I'm currently using the code;


$match=array();
$html = 'some html code';
if($num=preg_match_all('/<tag>([a-zA-Z0-9<i><\/i>\s\.\-\',]*)<\/tag>/', $html, $match)){
echo "$num matches were found <br>";
}

This works mostly, and does stop at the first instance of </tag>, but it doesn't always capture everything.

Any help would be appreciated :)

PCInk

9:48 pm on Mar 21, 2004 (gmt 0)

WebmasterWorld Senior Member 10+ Year Member Top Contributors Of The Month



.* only matches anything

.*? matches the shortest possible string (of anything)

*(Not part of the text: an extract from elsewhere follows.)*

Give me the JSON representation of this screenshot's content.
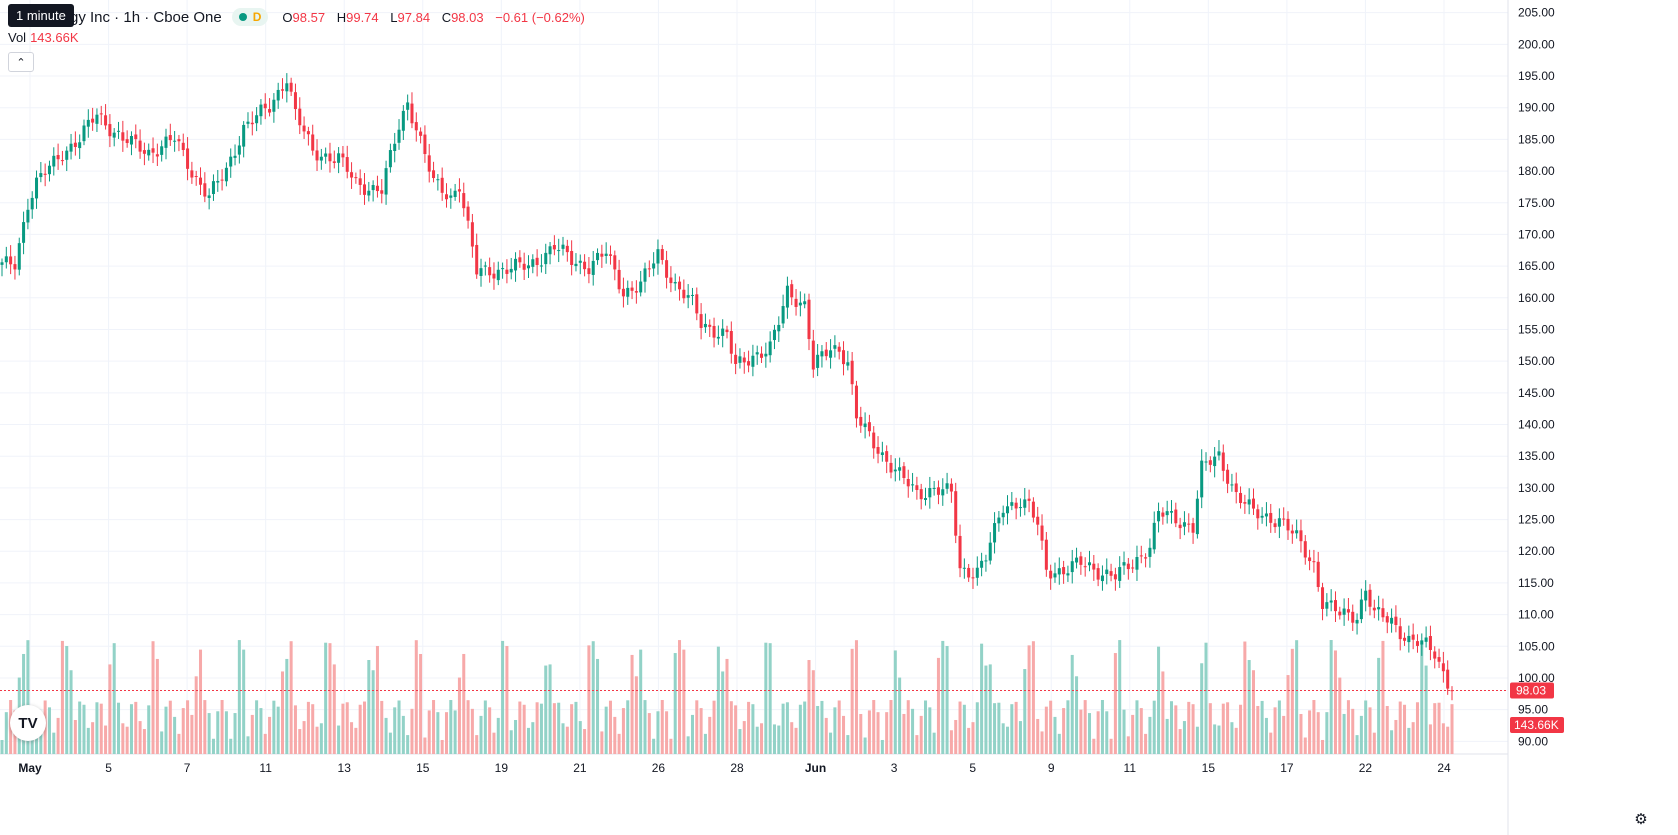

<a>.*</a> may match several <a> tags before stopping at </a>

<a>.*?</a> will stop at the closest </a> to the <a> as it is the shortest string

ergophobe

10:43 pm on Mar 21, 2004 (gmt 0)

WebmasterWorld Senior Member 10+ Year Member Top Contributors Of The Month




.* only matches anything

Specifically, it is "greedy". By default, regex (posix or pcre) are greedy, meaning they grab the largest block satisfying a condition. Look in the manual for the pcre regular expressions regarding switches for greedy/ungreedy

Tom

Kadence

11:30 pm on Mar 21, 2004 (gmt 0)

10+ Year Member



Wow thanks a lot! .*? has been very useful to me. It works great!